A candidate's attitude communicates everything about that person's underlying assumptions in life. Whether you are an electronic engineer with a newly minted J.D. who thinks the intellectual property world owes you a living or a senior associate Harvard grad at a top firm who just missed making partner, a spirit of openness, interest in new possibilities, and a willingness to get out and speak to people go a long way. A sense of entitlement is not attractive in a candidate and rarely leads to career success or pleasure.
Conversely, spending time speaking to people, trying on new options in your thoughts, and letting your curiosity guide your explorations can lead to unexpected but extremely successful career transitions. Your recruiter can give you general descriptions and guidance, but no one can tell you exactly what is right for you. Only you can determine that.

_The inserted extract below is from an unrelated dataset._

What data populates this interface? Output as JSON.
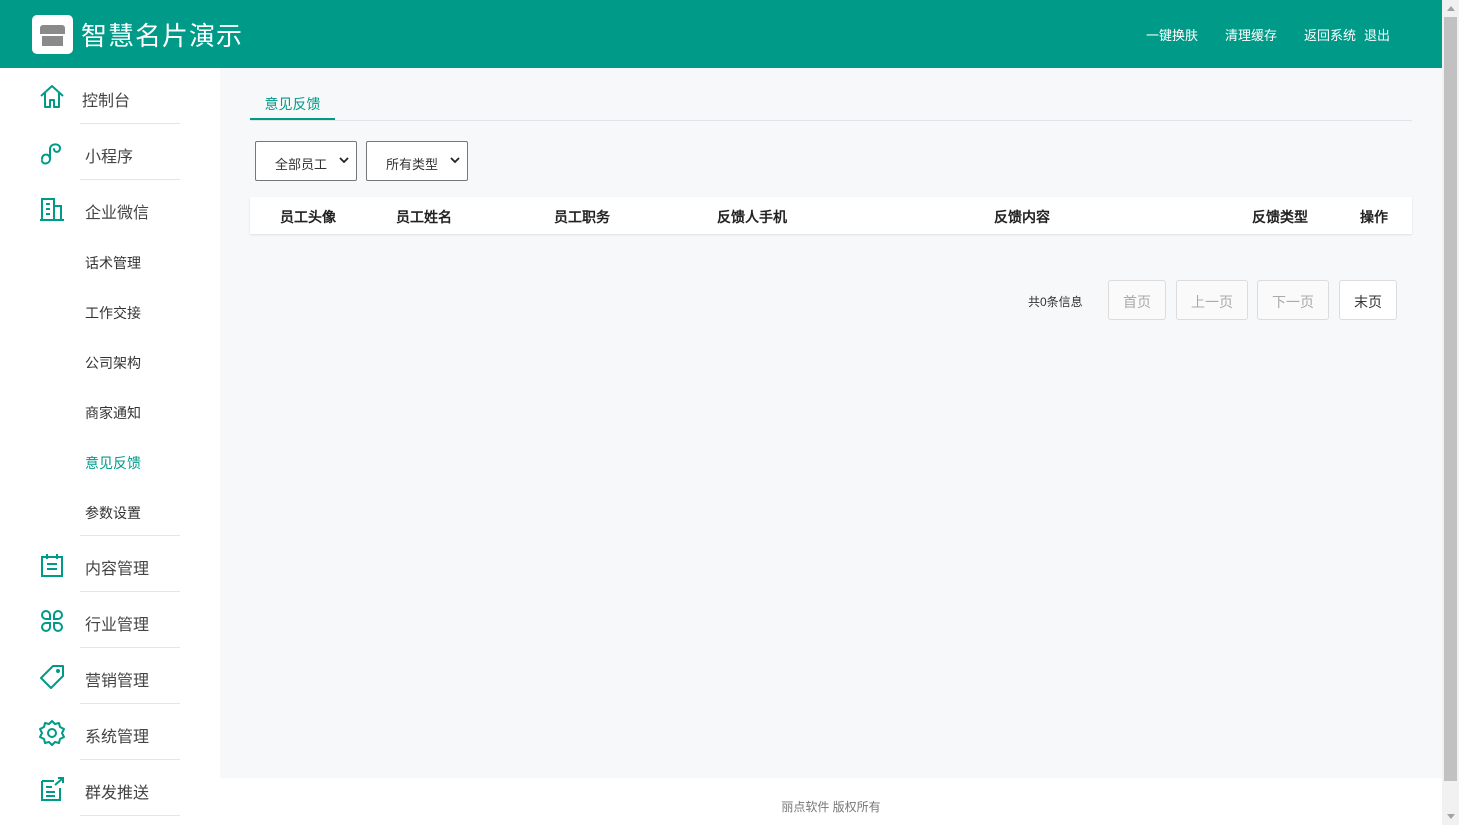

The phone call to your recruiter is the first step. Your recruiter has his or her role, and you have yours. Are you willing to take responsibility for your attitude and make adjustments if necessary? Are you willing to open your mind to new possibilities in various aspects of your search? Are you willing to take the time to speak to a variety of people even if the payoff may be information or inspiration rather than an offer? Are you willing to be patient and tolerate uncertainty as you go through the process? Success and career fulfillment can be yours. How much do you want it?